ATM Adaptation Layers 3/4 and 5

IP Datagram with 40 byte header and 560
  byte payload

Suppose we have an IP datagram that we'd like to send across an ATM network. Suppose the size of the datagram is 600B. This won't fit in an ATM cell, so we'll need to find a way to split it across cells.



AAL 3/4 CS-PDU

The IP datagram in an AAL3/4 CS-PDU

AAL3/4 will place 44B of the datagram in each of a number of ATM cells, meaning that this 600B datagram will occupy 14 cells. First, the AAL places the datagram in AAL3/4 convergence sublayer protocol data units (CS-PDUs). The CS-PDU will contain 4B of CS-PDU header followed by 600B of user data, 0-24b (0-3B) of pad, and then another 4B of trailer (see figure 3.18, p. 201). How many bytes of pad? The Btag must start on a 4B boundary. User data ends at byte 604 and the zero byte brings us to 605. The next number divisible by 4 is 608, so we need 3B of pad in this example.

Thus the total length of the CS-PDU is 4B + 600B + 3B + 4B = 611B.



AAL 3/4 In ATM Cells

AAL3/4 CS-PDUs are inserted into ATM cells as shown in figure 3.19, p. 202. This means that most (usually) ATM cells will contain 44B each of the CS-PDU. 611 ÷ 44 = 13 with a remainder of 39. So, we'll have 13 full ATM cells, followed by one that has just 39B of the CS-PDU.

AAL3/4 in ATM Cell

The first cell has AAL3/4 type 10 (BOM), and as payload all 4B of the CS-PDU header followed by the first 40B of the IP datagram which, coincidentally is the IP header. The length field is 44.

The next 12 cells each are of type 00 (COM) and contain 44B of the IP payload. Each length field is 44.

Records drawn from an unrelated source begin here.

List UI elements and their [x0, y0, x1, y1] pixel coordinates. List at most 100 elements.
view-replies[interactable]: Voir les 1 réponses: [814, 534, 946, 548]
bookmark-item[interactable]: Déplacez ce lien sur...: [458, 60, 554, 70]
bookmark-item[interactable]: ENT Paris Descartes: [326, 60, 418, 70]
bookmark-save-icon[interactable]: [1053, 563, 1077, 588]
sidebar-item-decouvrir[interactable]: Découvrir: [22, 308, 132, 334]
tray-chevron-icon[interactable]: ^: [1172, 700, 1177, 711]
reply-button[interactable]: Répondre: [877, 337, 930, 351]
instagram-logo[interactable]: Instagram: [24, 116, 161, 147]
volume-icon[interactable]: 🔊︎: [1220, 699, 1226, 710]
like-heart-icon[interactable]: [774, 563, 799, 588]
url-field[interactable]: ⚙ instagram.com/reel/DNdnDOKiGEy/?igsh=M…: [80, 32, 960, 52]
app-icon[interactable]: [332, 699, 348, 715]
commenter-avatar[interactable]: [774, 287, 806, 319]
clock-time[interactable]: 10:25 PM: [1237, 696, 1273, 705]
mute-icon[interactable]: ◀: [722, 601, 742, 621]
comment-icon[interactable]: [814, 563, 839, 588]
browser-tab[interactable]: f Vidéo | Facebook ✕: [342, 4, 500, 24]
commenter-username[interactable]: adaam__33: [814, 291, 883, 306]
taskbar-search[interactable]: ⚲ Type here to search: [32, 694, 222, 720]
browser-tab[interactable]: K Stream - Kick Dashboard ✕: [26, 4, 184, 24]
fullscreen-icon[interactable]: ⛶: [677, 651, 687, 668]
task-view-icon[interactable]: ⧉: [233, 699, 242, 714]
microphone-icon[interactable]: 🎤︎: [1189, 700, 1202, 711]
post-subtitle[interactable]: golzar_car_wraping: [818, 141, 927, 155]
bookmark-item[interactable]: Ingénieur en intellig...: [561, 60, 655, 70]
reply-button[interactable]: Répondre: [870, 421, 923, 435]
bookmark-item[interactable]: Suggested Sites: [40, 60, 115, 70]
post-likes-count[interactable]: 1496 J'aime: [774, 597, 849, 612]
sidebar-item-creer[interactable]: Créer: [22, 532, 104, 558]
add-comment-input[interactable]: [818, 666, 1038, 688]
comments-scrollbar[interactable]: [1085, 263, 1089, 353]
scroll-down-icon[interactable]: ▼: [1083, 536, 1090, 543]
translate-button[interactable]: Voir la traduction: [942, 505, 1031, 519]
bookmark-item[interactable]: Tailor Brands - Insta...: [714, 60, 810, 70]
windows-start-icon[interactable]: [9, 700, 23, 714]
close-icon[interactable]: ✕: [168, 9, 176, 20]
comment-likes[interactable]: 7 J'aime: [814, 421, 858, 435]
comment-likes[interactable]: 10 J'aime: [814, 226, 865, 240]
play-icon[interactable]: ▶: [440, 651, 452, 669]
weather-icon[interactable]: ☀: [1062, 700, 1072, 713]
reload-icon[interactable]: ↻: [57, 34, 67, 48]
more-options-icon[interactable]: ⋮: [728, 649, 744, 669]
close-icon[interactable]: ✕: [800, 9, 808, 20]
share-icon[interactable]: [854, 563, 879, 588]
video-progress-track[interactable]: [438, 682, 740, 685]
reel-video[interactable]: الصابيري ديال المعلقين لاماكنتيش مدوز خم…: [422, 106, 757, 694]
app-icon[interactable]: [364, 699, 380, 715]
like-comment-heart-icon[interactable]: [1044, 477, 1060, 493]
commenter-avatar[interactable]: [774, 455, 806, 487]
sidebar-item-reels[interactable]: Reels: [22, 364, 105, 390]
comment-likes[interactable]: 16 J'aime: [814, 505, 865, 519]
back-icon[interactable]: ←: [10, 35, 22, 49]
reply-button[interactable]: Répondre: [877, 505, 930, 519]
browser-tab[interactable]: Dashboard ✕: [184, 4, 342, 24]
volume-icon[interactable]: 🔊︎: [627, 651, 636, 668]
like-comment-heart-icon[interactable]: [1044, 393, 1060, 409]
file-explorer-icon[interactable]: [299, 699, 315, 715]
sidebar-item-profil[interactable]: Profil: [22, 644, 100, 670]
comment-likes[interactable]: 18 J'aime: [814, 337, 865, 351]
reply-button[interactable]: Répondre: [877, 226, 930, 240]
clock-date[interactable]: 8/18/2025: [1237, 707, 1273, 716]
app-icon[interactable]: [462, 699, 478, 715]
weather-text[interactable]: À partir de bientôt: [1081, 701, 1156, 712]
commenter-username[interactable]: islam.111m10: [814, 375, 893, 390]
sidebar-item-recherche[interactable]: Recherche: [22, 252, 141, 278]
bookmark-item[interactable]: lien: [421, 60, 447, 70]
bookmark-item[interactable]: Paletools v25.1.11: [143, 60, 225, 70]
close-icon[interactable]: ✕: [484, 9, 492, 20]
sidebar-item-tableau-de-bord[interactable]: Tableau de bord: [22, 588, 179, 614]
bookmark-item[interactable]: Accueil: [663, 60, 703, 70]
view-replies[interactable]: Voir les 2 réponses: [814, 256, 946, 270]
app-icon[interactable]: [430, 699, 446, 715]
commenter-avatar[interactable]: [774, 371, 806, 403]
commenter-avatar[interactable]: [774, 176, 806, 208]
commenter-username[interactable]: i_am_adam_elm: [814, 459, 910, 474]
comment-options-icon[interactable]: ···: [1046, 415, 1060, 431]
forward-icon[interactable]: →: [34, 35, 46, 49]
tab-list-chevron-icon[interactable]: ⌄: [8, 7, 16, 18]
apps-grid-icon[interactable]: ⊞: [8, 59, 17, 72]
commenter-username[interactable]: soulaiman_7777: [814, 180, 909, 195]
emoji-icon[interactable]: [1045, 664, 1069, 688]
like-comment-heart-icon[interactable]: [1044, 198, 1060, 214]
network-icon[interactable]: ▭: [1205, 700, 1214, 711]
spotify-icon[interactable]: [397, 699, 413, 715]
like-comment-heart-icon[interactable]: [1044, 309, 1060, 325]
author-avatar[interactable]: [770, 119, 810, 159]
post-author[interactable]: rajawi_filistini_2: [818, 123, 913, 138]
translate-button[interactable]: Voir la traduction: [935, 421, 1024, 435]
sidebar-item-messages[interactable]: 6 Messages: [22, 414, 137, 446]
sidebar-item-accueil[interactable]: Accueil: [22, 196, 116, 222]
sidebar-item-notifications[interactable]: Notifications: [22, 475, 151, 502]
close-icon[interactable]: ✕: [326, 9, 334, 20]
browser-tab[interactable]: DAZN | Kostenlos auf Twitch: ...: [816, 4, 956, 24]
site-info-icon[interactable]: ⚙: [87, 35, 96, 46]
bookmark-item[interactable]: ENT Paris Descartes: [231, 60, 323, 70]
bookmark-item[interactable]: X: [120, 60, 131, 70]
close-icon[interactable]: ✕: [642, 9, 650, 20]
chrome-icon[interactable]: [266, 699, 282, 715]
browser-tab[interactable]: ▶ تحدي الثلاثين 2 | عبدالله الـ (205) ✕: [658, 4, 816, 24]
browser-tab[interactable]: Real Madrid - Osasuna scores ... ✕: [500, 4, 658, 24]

The 14th and last cell is of type 01 (EOM) and has length 39. It contains the last 36B of IP data, the zero byte, and the CS-PDU trailer (length = 600B and CRC). Don't be confused be the mention of two length fields. One is in the AAL3/4 header contained in the ATM cell, and the other is in the AAL3/4 CS-PDU.



AAL 5 CS-PDU

AAL 5 CS-PDU

Overall, AAL5 isn't just more efficient than AAL5, it's simpler as well. The AAL 5 CS-PDU starts with the payload, which in this case is the 600B IP datagram. This is followed by padding, the size of which we'll figure out momentarily. After the pad comes the 8B trailer, which includes a length field and a CRC. See figure 3.21, p. 204 of the text for details.



AAL 5 in ATM Cells

AAL 5 CS-PDU

We pack each ATM cell with 48B from the AAL 5 CS-PDU. With a CS-PDU of length 608B plus padding, this will be 608 ÷ 48 = 12 2/3 cells, which is really 12 fully-utilized cells and then one that has CS-PDU data, padding, and trailer. The last cell has 600 - (12 × 48) = 24B of data from the layer above, padding, and trailer. How much padding? The cell size is fixed at 53B. So the 48B payload will contain 24B of data, 8B of trailer, and 48-(24+8) = 16B of padding.



Discussion

Both the text and the lecture notes claim that AAL5 is more efficient than AAL3/4. How much of a difference does that make in this example? The AAL3/4 example requires 14 cells, but the AAL5 example requires "only" 13. So, AAL3/4 uses 53B × 14 = 742B to transfer 600B of payload (ignoring the IP header and any other headers, trailers, etc. in the IP datagram's payload). This is 100 × 600 ÷ 742 = 80.1% efficiency. In this example AAL5 uses 53B × 13 = 689B to transfer 600B of payload, or 87.1% efficiency.